600 Azure Tenant.png

 

 

  • Get your Azure Subscription ID:

610 Azure Subscription.png

 

 

  • Check you have sufficient rights in your Azure subscription. As an Owner of the subscription; therefore it should be fine for the rest of the setup. At my knowledge, you have to be at least a Contributor to perform the next steps.
  • You will require a machine to execute Azure Command-Line Interface scripts. The easiest option is to use cloud-shell (top-right of your Azure portal):

620 Azure Cloud Shell.png

 

 

  • If you are connecting from a Linux machine, you will need to Install the Azure CLI on Linux.
  • Create an Azure Container Registry. You can create the Azure Container Registry via the Azure Portal, or by scripting it:
    # Check you have the AZ CLI
    az version
    
    # Customize variables
    RG=MYSCR # choose a name for your resource group
    LOCATION=eastus # change it to suit your needs
    ACR=sascontainers # choose a name for your Azure Container Registry
    
    # Create an Azure resource group RG
    az group create --name $RG --location $LOCATION
    
    # Create an Azure Container Registry ACR
    az acr create --resource-group $RG --name $ACR --sku Basic --location $LOCATION
    

630 Azure Container Registry create.png

 

 

  • Write down the Azure Container Registry login server: sascontainers.azurecr.ioIn SAS Viya, when defining the Azure publishing destination, this is called the Base Repository URL.
  • If you are planning to pull images from this registry, from a machine or application, you need to authenticate with an Azure Container Registry. The easiest option is to enable access keys and an admin user for the registry.

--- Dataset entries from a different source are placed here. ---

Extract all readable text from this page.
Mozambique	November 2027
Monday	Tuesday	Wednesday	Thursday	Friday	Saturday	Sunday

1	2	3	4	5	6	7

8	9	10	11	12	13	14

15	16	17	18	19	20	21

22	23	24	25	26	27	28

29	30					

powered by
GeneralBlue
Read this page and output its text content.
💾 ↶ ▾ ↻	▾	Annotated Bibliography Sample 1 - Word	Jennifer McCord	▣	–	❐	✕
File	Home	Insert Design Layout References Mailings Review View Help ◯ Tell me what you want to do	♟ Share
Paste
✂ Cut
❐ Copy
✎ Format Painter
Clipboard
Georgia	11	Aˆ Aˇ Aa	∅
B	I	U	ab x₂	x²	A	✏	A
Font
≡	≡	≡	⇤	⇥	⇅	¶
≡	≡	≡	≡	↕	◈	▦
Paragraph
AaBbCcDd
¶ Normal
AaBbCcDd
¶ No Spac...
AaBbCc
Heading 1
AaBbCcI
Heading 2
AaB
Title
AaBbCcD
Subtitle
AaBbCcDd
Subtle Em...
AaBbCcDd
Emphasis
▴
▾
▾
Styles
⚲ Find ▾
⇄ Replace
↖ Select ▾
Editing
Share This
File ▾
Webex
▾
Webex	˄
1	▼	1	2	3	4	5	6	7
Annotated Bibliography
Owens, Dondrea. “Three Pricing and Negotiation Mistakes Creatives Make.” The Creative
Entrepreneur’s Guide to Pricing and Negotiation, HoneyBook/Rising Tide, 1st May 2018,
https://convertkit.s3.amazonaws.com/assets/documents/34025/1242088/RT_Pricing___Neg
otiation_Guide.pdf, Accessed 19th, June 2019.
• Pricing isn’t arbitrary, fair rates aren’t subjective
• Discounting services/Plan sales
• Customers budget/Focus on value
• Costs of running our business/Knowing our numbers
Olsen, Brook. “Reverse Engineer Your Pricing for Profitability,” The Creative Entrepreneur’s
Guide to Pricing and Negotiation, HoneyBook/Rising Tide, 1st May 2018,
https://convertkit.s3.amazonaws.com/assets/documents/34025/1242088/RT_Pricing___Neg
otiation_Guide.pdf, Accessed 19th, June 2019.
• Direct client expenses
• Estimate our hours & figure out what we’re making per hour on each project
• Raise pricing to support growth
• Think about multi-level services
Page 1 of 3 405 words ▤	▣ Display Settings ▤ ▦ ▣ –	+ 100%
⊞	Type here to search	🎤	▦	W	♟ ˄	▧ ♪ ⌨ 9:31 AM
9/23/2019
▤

640 Azure Container Registry access.png

 

 

  • Next, register an Azure Secure App. Register an application, perhaps, SCRApp and a secret to provide access to the container registry and the validation cluster.
  • The application ID and the secret will be used later, in SAS as a client id and client secret. A SAS token will be tied to the client id and secret (the Azure app) and linked to a SAS user or group, and a credential domain. This effectively establishes a bridge between SAS and Azure. SAS can then push the SCR image containing a model or decision to the Azure Container Registry. SAS can also create a deployment in the AKS publishing validation cluster from the image.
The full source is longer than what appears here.